I can’t even begin to count the number of care packages that we have shipped overseas in the past few years. Between Hubs, family, and friends it seems like I am always getting a package ready every few months if not way more often than that. One of my favorite items to send is something homemade.
There are lots of ways to send homemade goodies across the world, but one that I have come to love is baked goods in a jar. They stay fresh as the day they were baked for a couple months, which really helps when a package can take 2-3 weeks to even be delivered. Plus this makes a great holiday gift, if you top the jars with some pretty fabric and make them festive.
You can put almost any baked good into a jar, and ship it, the key is baking it in the mason jar to begin with. Cakes, brownies, savory breads, sweet breads can all be made just like this! I hear you can make cookies this way as well but I have not attempted that one yet.

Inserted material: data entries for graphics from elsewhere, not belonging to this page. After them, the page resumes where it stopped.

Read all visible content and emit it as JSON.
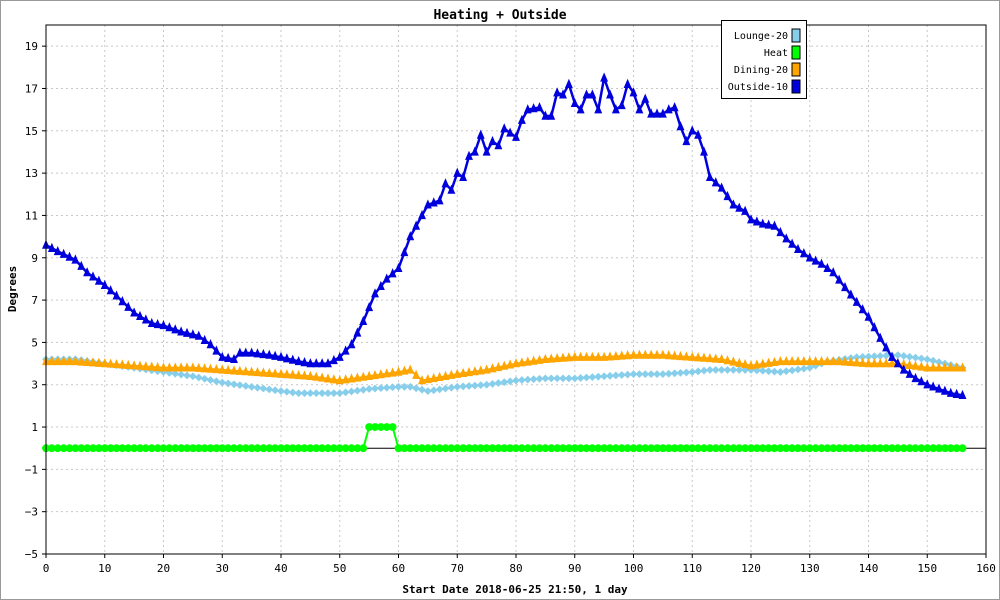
{
  "chart_data": {
    "type": "line",
    "title": "Heating + Outside",
    "xlabel": "Start Date 2018-06-25 21:50, 1 day",
    "ylabel": "Degrees",
    "xlim": [
      0,
      160
    ],
    "ylim": [
      -5,
      20
    ],
    "x_ticks": [
      0,
      10,
      20,
      30,
      40,
      50,
      60,
      70,
      80,
      90,
      100,
      110,
      120,
      130,
      140,
      150,
      160
    ],
    "y_ticks": [
      -5,
      -3,
      -1,
      1,
      3,
      5,
      7,
      9,
      11,
      13,
      15,
      17,
      19
    ],
    "grid": true,
    "legend_position": "top-right",
    "series": [
      {
        "name": "Lounge-20",
        "color": "#87ceeb",
        "marker": "diamond",
        "points": [
          [
            0,
            4.2
          ],
          [
            5,
            4.2
          ],
          [
            10,
            4.0
          ],
          [
            15,
            3.8
          ],
          [
            20,
            3.6
          ],
          [
            25,
            3.4
          ],
          [
            30,
            3.1
          ],
          [
            35,
            2.9
          ],
          [
            40,
            2.7
          ],
          [
            43,
            2.6
          ],
          [
            50,
            2.6
          ],
          [
            55,
            2.8
          ],
          [
            60,
            2.9
          ],
          [
            62,
            2.9
          ],
          [
            65,
            2.7
          ],
          [
            70,
            2.9
          ],
          [
            75,
            3.0
          ],
          [
            80,
            3.2
          ],
          [
            85,
            3.3
          ],
          [
            90,
            3.3
          ],
          [
            95,
            3.4
          ],
          [
            100,
            3.5
          ],
          [
            105,
            3.5
          ],
          [
            110,
            3.6
          ],
          [
            113,
            3.7
          ],
          [
            120,
            3.7
          ],
          [
            125,
            3.6
          ],
          [
            130,
            3.8
          ],
          [
            133,
            4.1
          ],
          [
            138,
            4.3
          ],
          [
            145,
            4.4
          ],
          [
            150,
            4.2
          ],
          [
            156,
            3.8
          ]
        ]
      },
      {
        "name": "Heat",
        "color": "#00ff00",
        "marker": "circle",
        "points": [
          [
            0,
            0
          ],
          [
            54,
            0
          ],
          [
            55,
            1
          ],
          [
            59,
            1
          ],
          [
            60,
            0
          ],
          [
            156,
            0
          ]
        ]
      },
      {
        "name": "Dining-20",
        "color": "#ffa500",
        "marker": "triangle",
        "points": [
          [
            0,
            4.1
          ],
          [
            5,
            4.1
          ],
          [
            10,
            4.0
          ],
          [
            15,
            3.9
          ],
          [
            20,
            3.8
          ],
          [
            25,
            3.8
          ],
          [
            30,
            3.7
          ],
          [
            35,
            3.6
          ],
          [
            40,
            3.5
          ],
          [
            45,
            3.4
          ],
          [
            50,
            3.2
          ],
          [
            55,
            3.4
          ],
          [
            60,
            3.6
          ],
          [
            62,
            3.7
          ],
          [
            64,
            3.2
          ],
          [
            70,
            3.5
          ],
          [
            75,
            3.7
          ],
          [
            80,
            4.0
          ],
          [
            85,
            4.2
          ],
          [
            90,
            4.3
          ],
          [
            95,
            4.3
          ],
          [
            100,
            4.4
          ],
          [
            105,
            4.4
          ],
          [
            110,
            4.3
          ],
          [
            115,
            4.2
          ],
          [
            120,
            3.9
          ],
          [
            125,
            4.1
          ],
          [
            130,
            4.1
          ],
          [
            135,
            4.1
          ],
          [
            140,
            4.0
          ],
          [
            145,
            4.0
          ],
          [
            150,
            3.8
          ],
          [
            156,
            3.8
          ]
        ]
      },
      {
        "name": "Outside-10",
        "color": "#0000dd",
        "marker": "triangle",
        "points": [
          [
            0,
            9.6
          ],
          [
            2,
            9.3
          ],
          [
            5,
            8.9
          ],
          [
            7,
            8.3
          ],
          [
            10,
            7.7
          ],
          [
            12,
            7.2
          ],
          [
            15,
            6.4
          ],
          [
            18,
            5.9
          ],
          [
            20,
            5.8
          ],
          [
            23,
            5.5
          ],
          [
            26,
            5.3
          ],
          [
            28,
            4.9
          ],
          [
            30,
            4.3
          ],
          [
            32,
            4.2
          ],
          [
            33,
            4.5
          ],
          [
            35,
            4.5
          ],
          [
            38,
            4.4
          ],
          [
            40,
            4.3
          ],
          [
            43,
            4.1
          ],
          [
            45,
            4.0
          ],
          [
            47,
            4.0
          ],
          [
            48,
            4.0
          ],
          [
            50,
            4.3
          ],
          [
            52,
            4.9
          ],
          [
            54,
            6.0
          ],
          [
            56,
            7.3
          ],
          [
            58,
            8.0
          ],
          [
            60,
            8.5
          ],
          [
            62,
            10.0
          ],
          [
            64,
            11.0
          ],
          [
            65,
            11.5
          ],
          [
            67,
            11.7
          ],
          [
            68,
            12.5
          ],
          [
            69,
            12.2
          ],
          [
            70,
            13.0
          ],
          [
            71,
            12.8
          ],
          [
            72,
            13.8
          ],
          [
            73,
            14.0
          ],
          [
            74,
            14.8
          ],
          [
            75,
            14.0
          ],
          [
            76,
            14.5
          ],
          [
            77,
            14.3
          ],
          [
            78,
            15.1
          ],
          [
            80,
            14.7
          ],
          [
            81,
            15.5
          ],
          [
            82,
            16.0
          ],
          [
            84,
            16.1
          ],
          [
            85,
            15.7
          ],
          [
            86,
            15.7
          ],
          [
            87,
            16.8
          ],
          [
            88,
            16.7
          ],
          [
            89,
            17.2
          ],
          [
            90,
            16.3
          ],
          [
            91,
            16.0
          ],
          [
            92,
            16.7
          ],
          [
            93,
            16.7
          ],
          [
            94,
            16.0
          ],
          [
            95,
            17.5
          ],
          [
            96,
            16.7
          ],
          [
            97,
            16.0
          ],
          [
            98,
            16.2
          ],
          [
            99,
            17.2
          ],
          [
            100,
            16.8
          ],
          [
            101,
            16.0
          ],
          [
            102,
            16.5
          ],
          [
            103,
            15.8
          ],
          [
            105,
            15.8
          ],
          [
            106,
            16.0
          ],
          [
            107,
            16.1
          ],
          [
            108,
            15.2
          ],
          [
            109,
            14.5
          ],
          [
            110,
            15.0
          ],
          [
            111,
            14.8
          ],
          [
            112,
            14.0
          ],
          [
            113,
            12.8
          ],
          [
            115,
            12.3
          ],
          [
            117,
            11.5
          ],
          [
            119,
            11.2
          ],
          [
            120,
            10.8
          ],
          [
            122,
            10.6
          ],
          [
            124,
            10.5
          ],
          [
            126,
            9.9
          ],
          [
            128,
            9.4
          ],
          [
            130,
            9.0
          ],
          [
            132,
            8.7
          ],
          [
            134,
            8.3
          ],
          [
            136,
            7.6
          ],
          [
            138,
            6.9
          ],
          [
            140,
            6.2
          ],
          [
            142,
            5.2
          ],
          [
            144,
            4.3
          ],
          [
            146,
            3.7
          ],
          [
            148,
            3.3
          ],
          [
            150,
            3.0
          ],
          [
            152,
            2.8
          ],
          [
            154,
            2.6
          ],
          [
            156,
            2.5
          ]
        ]
      }
    ]
  }
}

Banana Bread in a Jar, you will need:
Banana bread batter
Jelly size mason jars, with the wider opening and new lids
Pan for boiling lids
Preheat oven to 350
Step 1: CLEAN THE JARS! Just because they are new does not mean the jars are sanitized. Clean jars are the key to keeping the end product fresh and safe to eat once it arrives! Dishwashers are a great way to get the jars squeaky clean and hot enough to know all germs have been killed. If you do not have a dishwasher (we currently do not) I scrubbed the jars by hand and then put them in the oven for about 20 minutes to make sure they were good and safe! Once they are dry and cool you are ready to move on to the next step.
Step 2: Start by mixing up your favorite Banana Bread Recipe, I used my Super Moist Banana Bread, but any of your favorites will work. Once your done mixing your ingredients, use the cooking spray inside the jars. taking care to NOT get any oil on the opening of the mason jars. It is imporant to keep that edge squeaky clean so they seal properly. Produce wipes would be good if you spill on the edges since they are food safe.
Step 3: Fill the jars only half way, using a smaller spoon to scoop the batter in. Your bread/cake/dough is going to raise while baking and if it gets to big you will not be able to close the lid. I learned this the hard way the first time I made anything in a jar. Halfway is a safe bet that they will turn out good!
Step 4A: Bake in the oven at 350 for about 30 minutes. A toothpick should come out clean before removing them from the oven. Sending under cooked foods might not convey the proper “thinking of you” message. I like to put the jars in my muffin pan, its easier to get them all in and out of the oven without dropping them.
Step 4B: While they are baking, get the lids into a pot of water and bring them to a boil. Once they boil I turn the heat down just a bit to a strong simmer and let them cook away while my jars cook. I like to keep the lids and rings together, so it is easier to get them back out of the hot water with tongs. The rings themselves do not need to be boiled, I just do it for convenience.
Step 5: Timing is everything here. The jars need to finish cooking after the lids have boiled for 5-10 minutes at least. Mine usually sit in the hard simmer stage about 10-15 minutes. Take your jars out of the oven and make sure they are fully cooked. WHILE EVERYTHING IS VERY HOT: Remove a lid from the water using tongs, and place it on the hot jar. Always use oven mitts for this! Tighten the lids down as soon as they come together and set aside to cool.
It is very important that everything gets put together while it is hot out of the oven and water, unlike other canned items that get pressure cooked, or boiled after the lids and jars come together these baked goods do not. The heat from the baking and boiling process is all that you will use to seal them up.
|No clue why the bread looks so dark in my photos,
it came out a perfect golden brown.
As the jars cool you will hear a “Pop” where the jars lid gets sealed tight. After you hear that sound these jars are safe to send. If you are unsure you can press on the center of the lid, if it has “give” or pops back up the jar did not seal. The banana bread in those jars is still good to eat, just like any other bread you would make but it probabily will not stay fresh and safe on the journey over seas. Best just to make it a tester
Take care in wrapping these! They are glass I use packing paper from our last move for these jars, or bubble wrap works too, and dont worry about the weight. These 6 fit perfectly into a medium flat rate square box, with enough room to throw in a card or photos and couple extra socks. The 6 pictured above are already on their way to a friends husband who is currently deployed.
Have you ever made goodies in a jar? Any other tips for people who are trying this for the first time?